Было невозможно отрицать наивную и вместе с тем женственную прелесть этого грациозного создания, так же совершенно невозможно не любоваться, хотя бы помимо воли, восхитительной живой маленькой статуэткой, окруженной обширным и мягким одеянием. Мишель должен был сознаться себе самому в могуществе этого очарования, которому он не мог не подчиниться, но он вспомнил, что и другие были тут, кроме него; ему казалось, что он читал в их глазах то, что он испытывал сам, и мысль эта стала ему ненавистна, возмутила его неожиданно, причинив ему почти ощущение физической боли.

Момент спустя, Сюзанна случайно очутилась возле молодого человека, и она увидела, что он не разделял общего восторга.

— Какой вы, однако, угрюмый! — заметила она весело, еще возбужденная своим триумфом.
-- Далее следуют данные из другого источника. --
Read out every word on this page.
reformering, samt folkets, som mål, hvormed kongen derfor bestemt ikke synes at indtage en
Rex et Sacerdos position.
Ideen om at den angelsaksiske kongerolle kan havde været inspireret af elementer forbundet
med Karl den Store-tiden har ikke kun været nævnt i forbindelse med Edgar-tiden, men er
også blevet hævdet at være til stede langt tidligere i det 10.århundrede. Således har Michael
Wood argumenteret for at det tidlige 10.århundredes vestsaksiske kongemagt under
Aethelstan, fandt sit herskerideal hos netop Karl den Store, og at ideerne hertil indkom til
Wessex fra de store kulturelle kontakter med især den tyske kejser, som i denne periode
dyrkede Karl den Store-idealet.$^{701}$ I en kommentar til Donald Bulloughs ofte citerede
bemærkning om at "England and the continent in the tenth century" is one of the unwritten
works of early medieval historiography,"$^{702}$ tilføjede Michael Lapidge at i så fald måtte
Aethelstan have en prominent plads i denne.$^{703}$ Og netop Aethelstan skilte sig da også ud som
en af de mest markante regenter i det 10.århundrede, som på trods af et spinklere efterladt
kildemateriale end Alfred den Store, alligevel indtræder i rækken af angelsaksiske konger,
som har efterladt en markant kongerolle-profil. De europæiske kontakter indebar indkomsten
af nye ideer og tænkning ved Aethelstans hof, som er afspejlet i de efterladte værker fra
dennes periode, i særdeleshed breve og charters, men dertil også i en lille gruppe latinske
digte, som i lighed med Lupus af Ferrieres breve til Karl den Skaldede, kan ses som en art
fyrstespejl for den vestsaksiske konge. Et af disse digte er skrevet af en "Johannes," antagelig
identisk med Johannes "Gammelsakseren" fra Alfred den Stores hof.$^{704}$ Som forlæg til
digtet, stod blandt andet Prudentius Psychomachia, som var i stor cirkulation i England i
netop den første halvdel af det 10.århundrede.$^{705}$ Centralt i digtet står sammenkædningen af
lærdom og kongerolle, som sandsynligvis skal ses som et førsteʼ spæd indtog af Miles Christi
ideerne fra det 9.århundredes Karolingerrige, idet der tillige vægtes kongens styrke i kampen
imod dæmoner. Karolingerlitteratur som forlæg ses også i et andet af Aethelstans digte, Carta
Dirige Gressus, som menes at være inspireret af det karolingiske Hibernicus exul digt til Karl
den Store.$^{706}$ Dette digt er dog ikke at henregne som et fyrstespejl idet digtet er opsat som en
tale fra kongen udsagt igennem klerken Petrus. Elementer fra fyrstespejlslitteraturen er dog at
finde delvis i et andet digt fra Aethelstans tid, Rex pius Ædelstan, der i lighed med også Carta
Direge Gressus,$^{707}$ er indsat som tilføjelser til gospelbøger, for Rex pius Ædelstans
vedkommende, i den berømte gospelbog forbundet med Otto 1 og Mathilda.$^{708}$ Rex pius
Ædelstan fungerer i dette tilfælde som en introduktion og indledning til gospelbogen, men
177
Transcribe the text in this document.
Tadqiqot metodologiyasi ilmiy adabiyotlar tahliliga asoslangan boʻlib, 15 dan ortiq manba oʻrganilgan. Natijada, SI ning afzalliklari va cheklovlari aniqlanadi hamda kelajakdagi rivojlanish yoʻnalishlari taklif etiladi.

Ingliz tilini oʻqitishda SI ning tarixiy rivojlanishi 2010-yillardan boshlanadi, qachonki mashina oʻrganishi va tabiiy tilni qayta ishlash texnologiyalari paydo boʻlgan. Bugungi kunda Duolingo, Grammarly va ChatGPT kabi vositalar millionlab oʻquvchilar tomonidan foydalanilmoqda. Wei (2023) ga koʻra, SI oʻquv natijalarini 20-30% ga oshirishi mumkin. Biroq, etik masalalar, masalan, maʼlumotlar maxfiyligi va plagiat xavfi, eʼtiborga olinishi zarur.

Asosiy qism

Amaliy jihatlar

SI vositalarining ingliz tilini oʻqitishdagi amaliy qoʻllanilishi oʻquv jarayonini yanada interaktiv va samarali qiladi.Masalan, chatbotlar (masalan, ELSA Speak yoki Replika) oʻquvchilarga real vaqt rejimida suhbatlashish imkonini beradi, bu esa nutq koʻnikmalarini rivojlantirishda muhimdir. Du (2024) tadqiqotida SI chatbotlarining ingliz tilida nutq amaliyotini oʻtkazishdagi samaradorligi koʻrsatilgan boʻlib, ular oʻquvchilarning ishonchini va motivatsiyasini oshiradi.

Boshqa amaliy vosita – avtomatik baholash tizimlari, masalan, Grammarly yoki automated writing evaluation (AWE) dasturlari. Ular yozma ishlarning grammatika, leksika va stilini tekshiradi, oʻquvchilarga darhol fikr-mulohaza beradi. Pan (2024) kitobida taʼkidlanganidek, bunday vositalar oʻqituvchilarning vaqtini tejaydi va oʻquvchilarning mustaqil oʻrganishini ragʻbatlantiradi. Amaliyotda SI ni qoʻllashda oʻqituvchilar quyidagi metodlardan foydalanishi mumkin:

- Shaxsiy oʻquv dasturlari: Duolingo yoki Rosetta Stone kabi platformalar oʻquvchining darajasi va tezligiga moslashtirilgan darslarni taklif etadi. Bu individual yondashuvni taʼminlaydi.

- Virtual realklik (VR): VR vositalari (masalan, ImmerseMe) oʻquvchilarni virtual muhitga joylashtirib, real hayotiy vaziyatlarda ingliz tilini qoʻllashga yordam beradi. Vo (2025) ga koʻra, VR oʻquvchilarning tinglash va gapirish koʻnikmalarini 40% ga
Мишель упрямо уставился глазами на ковер; наконец он поднял голову.

— Послушайте, Сюзи, — сказал он, — этот танец мне настолько не понравился, что разве только будучи более лицемерным, чем это в моей натуре, я бы мог вас за него похвалить.

— „Skirt-dance“ вас шокирует, дорогой? Но ведь только это и видишь во всех гостиных.

— Это возможно, но я вам сознаюсь, что до сих пор я его видел только в Фоли-Бержер и что мне было очень неприятно видеть его сегодня здесь.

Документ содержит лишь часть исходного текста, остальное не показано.